The government estimates that exploiting the field will require some 29 billion dollars in investments.

Altynbayev said his government and the United States had a five-year program for military cooperation that encompasses Caspian security as well as other issues, such as combating the proliferation of weapons of mass destruction and drug trafficking.

"We are interested in getting assistance for providing security in the Caspian region," he said through an interpreter.

The United States has supplied Kazakhstan with Humvees and UH-1 "Huey" helicopters in an effort to help make its military more mobile, as well as building materials for new barracks and offices being constructed in the western military district, officials said.

"We're trying to get them to spend serious money on helicopters," a US official said.

Naval patrol craft and radar to strengthen control of Kazakhstan's land and maritime borders also are possibilities, a senior US defense official said.

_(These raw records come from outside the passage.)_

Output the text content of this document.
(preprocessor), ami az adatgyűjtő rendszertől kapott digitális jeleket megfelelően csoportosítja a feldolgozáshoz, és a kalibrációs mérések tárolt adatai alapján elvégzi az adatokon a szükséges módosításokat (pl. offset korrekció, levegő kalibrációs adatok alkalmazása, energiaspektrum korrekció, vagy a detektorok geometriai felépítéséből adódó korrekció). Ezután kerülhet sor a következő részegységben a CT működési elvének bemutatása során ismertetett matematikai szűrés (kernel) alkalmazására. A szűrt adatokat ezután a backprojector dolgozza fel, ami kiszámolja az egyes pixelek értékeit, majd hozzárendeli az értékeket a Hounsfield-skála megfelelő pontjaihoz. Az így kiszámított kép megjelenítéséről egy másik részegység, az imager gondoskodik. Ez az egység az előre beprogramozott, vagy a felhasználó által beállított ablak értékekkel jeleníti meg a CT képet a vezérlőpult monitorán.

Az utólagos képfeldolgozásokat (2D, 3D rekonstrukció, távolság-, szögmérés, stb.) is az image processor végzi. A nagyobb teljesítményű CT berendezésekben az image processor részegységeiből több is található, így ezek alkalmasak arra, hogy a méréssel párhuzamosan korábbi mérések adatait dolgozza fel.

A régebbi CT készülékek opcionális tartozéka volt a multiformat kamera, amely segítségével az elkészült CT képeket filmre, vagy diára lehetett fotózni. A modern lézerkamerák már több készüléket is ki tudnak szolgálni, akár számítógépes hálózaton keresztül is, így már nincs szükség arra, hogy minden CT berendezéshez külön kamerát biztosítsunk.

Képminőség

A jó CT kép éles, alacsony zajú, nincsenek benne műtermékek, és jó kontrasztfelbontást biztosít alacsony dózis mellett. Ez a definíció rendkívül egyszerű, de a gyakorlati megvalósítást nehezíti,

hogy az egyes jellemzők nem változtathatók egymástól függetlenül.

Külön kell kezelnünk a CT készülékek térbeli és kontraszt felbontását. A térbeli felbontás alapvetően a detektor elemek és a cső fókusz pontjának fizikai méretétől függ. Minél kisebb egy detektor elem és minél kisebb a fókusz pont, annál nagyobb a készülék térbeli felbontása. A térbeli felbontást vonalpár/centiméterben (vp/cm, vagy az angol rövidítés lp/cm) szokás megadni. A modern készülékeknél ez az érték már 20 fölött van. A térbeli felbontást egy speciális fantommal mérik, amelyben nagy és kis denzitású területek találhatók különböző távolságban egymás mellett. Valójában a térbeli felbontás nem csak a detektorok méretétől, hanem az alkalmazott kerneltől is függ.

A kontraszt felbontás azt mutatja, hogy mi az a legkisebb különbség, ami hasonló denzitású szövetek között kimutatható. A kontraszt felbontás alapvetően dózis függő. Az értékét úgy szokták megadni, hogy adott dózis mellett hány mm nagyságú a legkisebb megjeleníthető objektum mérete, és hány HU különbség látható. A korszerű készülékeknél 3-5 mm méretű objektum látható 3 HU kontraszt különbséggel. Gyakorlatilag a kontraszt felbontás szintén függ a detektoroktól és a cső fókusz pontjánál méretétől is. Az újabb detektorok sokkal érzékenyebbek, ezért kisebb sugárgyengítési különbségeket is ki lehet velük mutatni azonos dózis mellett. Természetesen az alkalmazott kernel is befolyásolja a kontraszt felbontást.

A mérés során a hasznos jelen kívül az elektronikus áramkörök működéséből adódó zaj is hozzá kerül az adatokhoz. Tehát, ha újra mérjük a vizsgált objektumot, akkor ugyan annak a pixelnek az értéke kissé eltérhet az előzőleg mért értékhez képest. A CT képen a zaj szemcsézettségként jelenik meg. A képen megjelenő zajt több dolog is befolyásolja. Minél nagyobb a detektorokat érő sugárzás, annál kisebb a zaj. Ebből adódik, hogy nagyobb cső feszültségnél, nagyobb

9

NATO also is providing technical assistance to Kazakhstan's efforts to protect its Caspian Sea oil.

"We have exercises, various types of equipment, refurbishment of bases," Rumsfeld said.

But a US military education and training program has stalled, pending a State Department certification that Kazakhstan is making progress on economic and political reforms, US officials said.

Rumsfeld traveled to Kazakhstan from Uzbekistan, which also faces a break in funding for US military education and training programs unless the State Department certifies it has made progress on reforms.

Both former Soviet Republics are ruled by autocrats with poor human rights records.

But Rumsfeld praised both for their support for the US war on terrorism.

He met here with a group of 15 military engineers who recently returned from Iraq, where they served with the Polish-led multinational division as ordnance disposal experts.